MRS. PILEGGI helped register thousands of delegates to conventions of the Oregon AFL-CIO, working behind the counter of the registration desk along with others from the staffs of the state labor federation and Northwest Oregon Labor Council, plus retired Local 11 members. Mary has three sons, Thomas, Richard and Joseph; a daughter, Angela; and eight grandchildren. Another son, Stephen, died in 1985.
*** THE OREGON "No Call" law has been in the news recently because State Attorney General Hardy Myers has been cracking down on commercial firms that violate the law by placing sales solicitation calls to households that pay to be on the No Call list.
However, a telephone customer who has been on the list since its beginning told the NW Labor Press that mail from the Oregon No Call residential program comes not from Salem, Oregon, but from Albany, Georgia! The Labor Press reader's renewal notice came from Albany, Georgia, last year and this year.
The reader wonders if Albany, Ga., is the site of a Georgia prison and if the names and addresses of Oregon's No Call members are being handled by convict labor.

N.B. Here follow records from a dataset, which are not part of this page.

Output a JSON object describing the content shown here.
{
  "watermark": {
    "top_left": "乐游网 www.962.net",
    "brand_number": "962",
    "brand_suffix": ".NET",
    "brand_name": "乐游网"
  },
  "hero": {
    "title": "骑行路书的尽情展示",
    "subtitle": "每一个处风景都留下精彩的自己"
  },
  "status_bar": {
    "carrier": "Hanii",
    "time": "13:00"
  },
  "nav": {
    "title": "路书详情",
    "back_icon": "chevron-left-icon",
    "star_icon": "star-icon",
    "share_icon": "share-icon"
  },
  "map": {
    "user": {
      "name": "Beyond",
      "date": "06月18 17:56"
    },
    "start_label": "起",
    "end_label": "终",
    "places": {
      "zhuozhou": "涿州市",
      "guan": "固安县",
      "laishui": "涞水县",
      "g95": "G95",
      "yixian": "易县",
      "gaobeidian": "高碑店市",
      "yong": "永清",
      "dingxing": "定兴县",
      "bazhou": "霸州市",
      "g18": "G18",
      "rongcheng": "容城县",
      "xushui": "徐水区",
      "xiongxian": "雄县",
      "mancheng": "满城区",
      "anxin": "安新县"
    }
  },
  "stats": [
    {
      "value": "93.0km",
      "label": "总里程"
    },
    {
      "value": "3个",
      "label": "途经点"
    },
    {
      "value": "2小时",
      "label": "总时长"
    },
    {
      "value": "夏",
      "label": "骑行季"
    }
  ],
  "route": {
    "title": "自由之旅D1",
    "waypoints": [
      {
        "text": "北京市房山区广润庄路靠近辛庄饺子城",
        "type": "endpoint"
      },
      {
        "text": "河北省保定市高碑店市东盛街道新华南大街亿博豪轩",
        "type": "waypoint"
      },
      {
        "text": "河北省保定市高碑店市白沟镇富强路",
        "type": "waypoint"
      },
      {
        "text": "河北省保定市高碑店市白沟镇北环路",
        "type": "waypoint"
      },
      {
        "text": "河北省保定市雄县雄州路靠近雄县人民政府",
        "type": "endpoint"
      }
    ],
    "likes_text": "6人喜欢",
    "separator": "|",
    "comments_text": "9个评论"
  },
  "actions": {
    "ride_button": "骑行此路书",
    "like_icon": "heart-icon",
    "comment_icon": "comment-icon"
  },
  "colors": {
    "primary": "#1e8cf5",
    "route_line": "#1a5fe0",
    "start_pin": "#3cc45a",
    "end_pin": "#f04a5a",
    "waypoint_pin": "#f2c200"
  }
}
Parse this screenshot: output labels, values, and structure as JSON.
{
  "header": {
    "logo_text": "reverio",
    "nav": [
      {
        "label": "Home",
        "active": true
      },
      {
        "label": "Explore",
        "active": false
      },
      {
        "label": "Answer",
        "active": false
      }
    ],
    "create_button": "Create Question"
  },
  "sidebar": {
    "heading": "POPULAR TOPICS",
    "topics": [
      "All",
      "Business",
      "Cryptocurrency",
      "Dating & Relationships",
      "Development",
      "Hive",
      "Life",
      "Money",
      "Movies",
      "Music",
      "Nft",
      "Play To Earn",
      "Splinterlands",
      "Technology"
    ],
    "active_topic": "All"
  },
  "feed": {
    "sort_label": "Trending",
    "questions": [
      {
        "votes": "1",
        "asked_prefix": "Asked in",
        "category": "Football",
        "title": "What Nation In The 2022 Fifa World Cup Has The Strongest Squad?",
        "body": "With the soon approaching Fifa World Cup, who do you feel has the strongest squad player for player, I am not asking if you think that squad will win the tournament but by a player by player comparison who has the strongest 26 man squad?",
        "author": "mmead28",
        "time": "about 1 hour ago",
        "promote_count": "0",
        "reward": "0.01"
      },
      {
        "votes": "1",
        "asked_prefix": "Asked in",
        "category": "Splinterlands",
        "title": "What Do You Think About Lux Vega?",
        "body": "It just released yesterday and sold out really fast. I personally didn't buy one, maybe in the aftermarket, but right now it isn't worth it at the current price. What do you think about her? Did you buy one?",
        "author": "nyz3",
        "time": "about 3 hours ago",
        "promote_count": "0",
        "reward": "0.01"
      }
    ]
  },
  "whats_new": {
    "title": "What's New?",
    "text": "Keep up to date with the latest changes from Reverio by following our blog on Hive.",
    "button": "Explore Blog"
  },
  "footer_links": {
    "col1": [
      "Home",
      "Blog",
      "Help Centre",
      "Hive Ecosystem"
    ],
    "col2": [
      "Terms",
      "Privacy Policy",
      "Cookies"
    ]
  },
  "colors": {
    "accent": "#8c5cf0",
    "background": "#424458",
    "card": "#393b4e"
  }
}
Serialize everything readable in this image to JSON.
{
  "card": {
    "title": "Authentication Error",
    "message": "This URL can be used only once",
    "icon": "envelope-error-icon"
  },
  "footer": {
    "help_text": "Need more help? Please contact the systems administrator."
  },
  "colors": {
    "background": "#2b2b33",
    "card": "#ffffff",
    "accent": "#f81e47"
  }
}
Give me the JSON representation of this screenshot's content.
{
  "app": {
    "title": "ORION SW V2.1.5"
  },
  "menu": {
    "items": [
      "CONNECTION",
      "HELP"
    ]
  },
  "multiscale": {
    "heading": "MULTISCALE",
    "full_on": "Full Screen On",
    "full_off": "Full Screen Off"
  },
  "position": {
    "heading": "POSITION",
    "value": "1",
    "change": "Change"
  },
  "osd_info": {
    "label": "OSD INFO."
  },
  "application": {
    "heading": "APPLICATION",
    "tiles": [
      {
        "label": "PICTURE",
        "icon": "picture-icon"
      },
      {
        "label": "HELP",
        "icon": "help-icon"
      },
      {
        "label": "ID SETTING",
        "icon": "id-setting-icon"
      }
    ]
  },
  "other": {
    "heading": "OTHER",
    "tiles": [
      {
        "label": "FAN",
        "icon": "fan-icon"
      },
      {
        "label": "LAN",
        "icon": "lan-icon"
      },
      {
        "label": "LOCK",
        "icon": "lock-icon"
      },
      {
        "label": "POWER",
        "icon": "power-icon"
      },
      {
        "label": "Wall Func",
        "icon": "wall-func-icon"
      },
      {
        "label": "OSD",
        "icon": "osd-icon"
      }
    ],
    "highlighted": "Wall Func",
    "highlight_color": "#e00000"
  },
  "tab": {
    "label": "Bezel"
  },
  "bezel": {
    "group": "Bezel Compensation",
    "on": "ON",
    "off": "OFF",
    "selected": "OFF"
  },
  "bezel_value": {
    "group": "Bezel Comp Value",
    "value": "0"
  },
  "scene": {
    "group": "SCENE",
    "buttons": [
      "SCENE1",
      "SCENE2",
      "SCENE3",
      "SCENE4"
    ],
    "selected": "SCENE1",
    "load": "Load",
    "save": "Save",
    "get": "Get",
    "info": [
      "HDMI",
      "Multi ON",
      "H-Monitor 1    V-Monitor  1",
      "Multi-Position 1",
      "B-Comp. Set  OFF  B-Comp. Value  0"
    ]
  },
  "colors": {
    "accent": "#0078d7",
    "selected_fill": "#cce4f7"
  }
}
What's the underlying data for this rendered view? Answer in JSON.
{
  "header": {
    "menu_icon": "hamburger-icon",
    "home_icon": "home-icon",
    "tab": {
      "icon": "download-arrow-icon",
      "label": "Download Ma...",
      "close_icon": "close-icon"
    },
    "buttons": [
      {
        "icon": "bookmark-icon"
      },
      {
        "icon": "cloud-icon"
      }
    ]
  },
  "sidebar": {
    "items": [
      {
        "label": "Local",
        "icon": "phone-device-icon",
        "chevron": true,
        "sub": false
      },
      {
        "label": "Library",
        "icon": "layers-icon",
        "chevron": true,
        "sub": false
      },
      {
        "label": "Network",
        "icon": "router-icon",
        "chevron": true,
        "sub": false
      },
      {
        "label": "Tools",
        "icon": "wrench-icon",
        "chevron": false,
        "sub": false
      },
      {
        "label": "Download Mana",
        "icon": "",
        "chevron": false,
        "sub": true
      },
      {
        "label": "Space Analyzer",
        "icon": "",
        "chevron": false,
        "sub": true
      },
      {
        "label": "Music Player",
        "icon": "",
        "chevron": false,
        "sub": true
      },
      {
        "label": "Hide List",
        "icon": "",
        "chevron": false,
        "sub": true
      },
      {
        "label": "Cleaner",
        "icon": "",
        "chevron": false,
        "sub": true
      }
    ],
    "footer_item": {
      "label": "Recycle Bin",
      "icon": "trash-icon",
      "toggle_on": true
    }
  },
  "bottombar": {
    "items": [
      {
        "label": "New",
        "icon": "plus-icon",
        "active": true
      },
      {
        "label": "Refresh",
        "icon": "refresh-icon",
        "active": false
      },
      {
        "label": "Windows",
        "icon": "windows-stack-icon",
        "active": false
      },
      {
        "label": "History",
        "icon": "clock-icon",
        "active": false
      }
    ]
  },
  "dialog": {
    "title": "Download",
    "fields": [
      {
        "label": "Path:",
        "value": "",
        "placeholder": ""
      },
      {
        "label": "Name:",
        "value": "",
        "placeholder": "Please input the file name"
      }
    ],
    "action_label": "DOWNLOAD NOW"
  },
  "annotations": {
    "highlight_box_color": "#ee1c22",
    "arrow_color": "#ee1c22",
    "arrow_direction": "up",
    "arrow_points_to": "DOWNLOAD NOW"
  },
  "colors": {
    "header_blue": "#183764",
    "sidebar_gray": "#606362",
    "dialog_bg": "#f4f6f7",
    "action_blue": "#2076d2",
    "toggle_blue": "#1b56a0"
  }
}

*** WHEN THE NATIONAL MEDIA reported on the Bush Administration's post-9/11 "shadow government" at underground facilities in Pennsylvania or thereabouts, a Biblical passage from Ecclesiastes came to mind: "There is no new thing under the sun." In the late 1940s when I was working on a Midwestern newspaper, the local congressman confided to the publisher that the Truman Administration and Congress had established an underground headquarters in West Virginia where governmental decision-makers could work and live in the event of a Cold War nuclear attack by Stalin's Soviet Union. According to the Associated Press, that facility "is now a tourist site rented out for theme parties."